Malgré la pression touristique, quelques communes ont fait le choix de changer leurs pratiques afin de préserver les écosystèmes littoraux. C’est le cas de Concarneau. En 2018, l’Association de nettoyage au service de l’environnement et du littoral (Ansel), qui organise bénévolement des opérations de nettoyage dans la région, a menacé d’arrêter ses activités si la mairie ne mettait pas un terme au nettoyage mécanique des plages. « La mairie ignorait l’importance de la laisse de mer, raconte Lionel Lucas, président de l’Ansel. Une fois qu’ils ont pris conscience de son importance, ils ont accepté. » La mairie pratique désormais le nettoyage « raisonné » : les engins mécaniques ne sont utilisés que lorsque cela est justifié, par exemple en cas de présence d’algues vertes. Si la population était d’abord réfractaire à ce changement de pratiques, les riverains se sont habitués à force de pédagogie, selon Lionel Lucas « Il faut accepter de vivre avec des algues échouées. Les algues sur la plage, ce sont comme les feuilles dans les sous-bois ! », dit-il.
Dans le sud-est de la France, la commune du Grau-du-Roi (Gard) a elle aussi décidé de mettre fin au nettoyage mécanique sur la plage de l’Espiguette. Depuis 2012, la plage est uniquement nettoyée à pied. Les résultats ont été spectaculaires : « Pendant les deux premières années, nous n’avons pas vu de résultats, raconte Loïc Petegnief, garde du littoral. La troisième année, nous avons vu apparaître des îlots de végétation, alors qu’auparavant la plage était complètement rase. Nous avons également vu émerger un nouvel embryon de cordon dunaire en milieu de plage.

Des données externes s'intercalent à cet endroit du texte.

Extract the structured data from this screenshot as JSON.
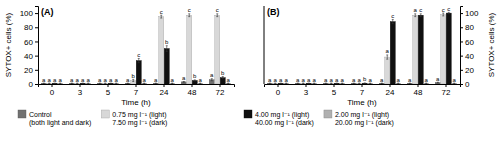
{
  "chart_data": [
    {
      "type": "bar",
      "title": "(A)",
      "xlabel": "Time (h)",
      "ylabel": "SYTOX+ cells (%)",
      "categories": [
        "0",
        "3",
        "5",
        "7",
        "24",
        "48",
        "72"
      ],
      "ylim": [
        0,
        110
      ],
      "yticks": [
        0,
        20,
        40,
        60,
        80,
        100
      ],
      "grid": false,
      "series": [
        {
          "name": "Control\n(both light and dark)",
          "color": "#717171",
          "values": [
            1,
            1,
            1,
            1,
            1,
            3,
            6
          ],
          "errors": [
            0.3,
            0.3,
            0.3,
            0.3,
            0.3,
            0.5,
            1.5
          ],
          "letters": [
            "a",
            "a",
            "a",
            "a",
            "a",
            "a",
            "a"
          ]
        },
        {
          "name": "0.75 mg l⁻¹ (light)\n7.50 mg l⁻¹ (dark)",
          "color": "#d8d8d8",
          "values": [
            1,
            1,
            1,
            5,
            95,
            97,
            97
          ],
          "errors": [
            0.3,
            0.3,
            0.3,
            1.5,
            2,
            2,
            2
          ],
          "letters": [
            "a",
            "a",
            "a",
            "b",
            "c",
            "c",
            "c"
          ]
        },
        {
          "color": "#101010",
          "values": [
            1,
            1,
            1,
            33,
            50,
            5,
            9
          ],
          "errors": [
            0.3,
            0.3,
            0.3,
            3,
            4,
            0.8,
            1.5
          ],
          "letters": [
            "a",
            "a",
            "a",
            "c",
            "b",
            "b",
            "b"
          ]
        },
        {
          "color": "#b0b0b0",
          "values": [
            1,
            1,
            1,
            1,
            1,
            1,
            1
          ],
          "errors": [
            0.3,
            0.3,
            0.3,
            0.3,
            0.3,
            0.3,
            0.3
          ],
          "letters": [
            "a",
            "a",
            "a",
            "a",
            "a",
            "a",
            "a"
          ]
        }
      ]
    },
    {
      "type": "bar",
      "title": "(B)",
      "xlabel": "Time (h)",
      "y2label": "SYTOX+ cells (%)",
      "categories": [
        "0",
        "3",
        "5",
        "7",
        "24",
        "48",
        "72"
      ],
      "y2lim": [
        0,
        110
      ],
      "y2ticks": [
        0,
        20,
        40,
        60,
        80,
        100
      ],
      "grid": false,
      "series": [
        {
          "color": "#717171",
          "axis": "y2",
          "values": [
            1,
            1,
            1,
            1,
            1,
            1,
            2
          ],
          "errors": [
            0.3,
            0.3,
            0.3,
            0.3,
            0.3,
            0.3,
            0.5
          ],
          "letters": [
            "a",
            "a",
            "a",
            "a",
            "a",
            "a",
            "a"
          ]
        },
        {
          "color": "#d8d8d8",
          "axis": "y2",
          "values": [
            1,
            1,
            1,
            1,
            38,
            97,
            98
          ],
          "errors": [
            0.3,
            0.3,
            0.3,
            0.3,
            3,
            2,
            2
          ],
          "letters": [
            "a",
            "a",
            "a",
            "a",
            "a",
            "a",
            "c"
          ]
        },
        {
          "name": "4.00 mg l⁻¹ (light)\n40.00 mg l⁻¹ (dark)",
          "color": "#101010",
          "axis": "y2",
          "values": [
            1,
            1,
            1,
            1,
            88,
            97,
            100
          ],
          "errors": [
            0.3,
            0.3,
            0.3,
            0.5,
            3,
            2,
            1
          ],
          "letters": [
            "a",
            "a",
            "a",
            "b",
            "c",
            "c",
            "c"
          ]
        },
        {
          "name": "2.00 mg l⁻¹ (light)\n20.00 mg l⁻¹ (dark)",
          "color": "#b0b0b0",
          "axis": "y2",
          "values": [
            1,
            1,
            1,
            1,
            1,
            1,
            1
          ],
          "errors": [
            0.3,
            0.3,
            0.3,
            0.3,
            0.3,
            0.3,
            0.3
          ],
          "letters": [
            "a",
            "a",
            "a",
            "a",
            "a",
            "a",
            "a"
          ]
        }
      ]
    }
  ]
}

Beaucoup d’oiseaux qu’on ne voyait pas avant ont commencé à fréquenter la plage, comme des huîtriers pies, des gravelots à collier interrompu… Ils se sont mis à nicher plus facilement, car les reliefs protègent leurs nids du vent. » Le garde littoral est désormais convaincu du bien-fondé de cette démarche : « Avant, nous mettions un point d’honneur à lisser complètement la plage. On s’est aperçus après coup que nous la stérilisions. » Après à peine huit ans de nettoyage à pied, la plage est méconnaissable. « La nature est très réactive et résiliente », s’enthousiasme-t-il.

 

(En baie de Paulilles, territoire de la commune de Port-Vendres – Juin 2020)
Cette transition vers le nettoyage manuel a non seulement permis de préserver la biodiversité locale, mais aussi de réduire la pollution liée au passage des engins mécaniques. Deux postes de nettoyeurs saisonniers ont également été créés. « Contrairement à ce que l’on pourrait penser, notre charge de travail a diminué, dit Loïc Petegnief. Les gens arrivent sur une plage naturelle et sont beaucoup plus vigilants qu’avant. Le fait de travailler à pied nous permet également de les sensibiliser à la fragilité du site. C’est valorisant. » Là encore, si les usagers des plages se sont d’abord montrés sceptiques, ils ont rapidement été convaincus, selon Loïc Petegnief. Preuve qu’il est possible d’inventer de nouvelles manières d’habiter les plages. « Le littoral n’est pas là uniquement pour que l’on y pose sa serviette et qu’on s’y fasse rôtir, dit Guy Bourlès, de la LPO Loire-Atlantique. C’est un milieu très riche. Il faut essayer de le partager afin qu’il le reste. »

 

 

*”Reporterre, le quotidien de l’écologie”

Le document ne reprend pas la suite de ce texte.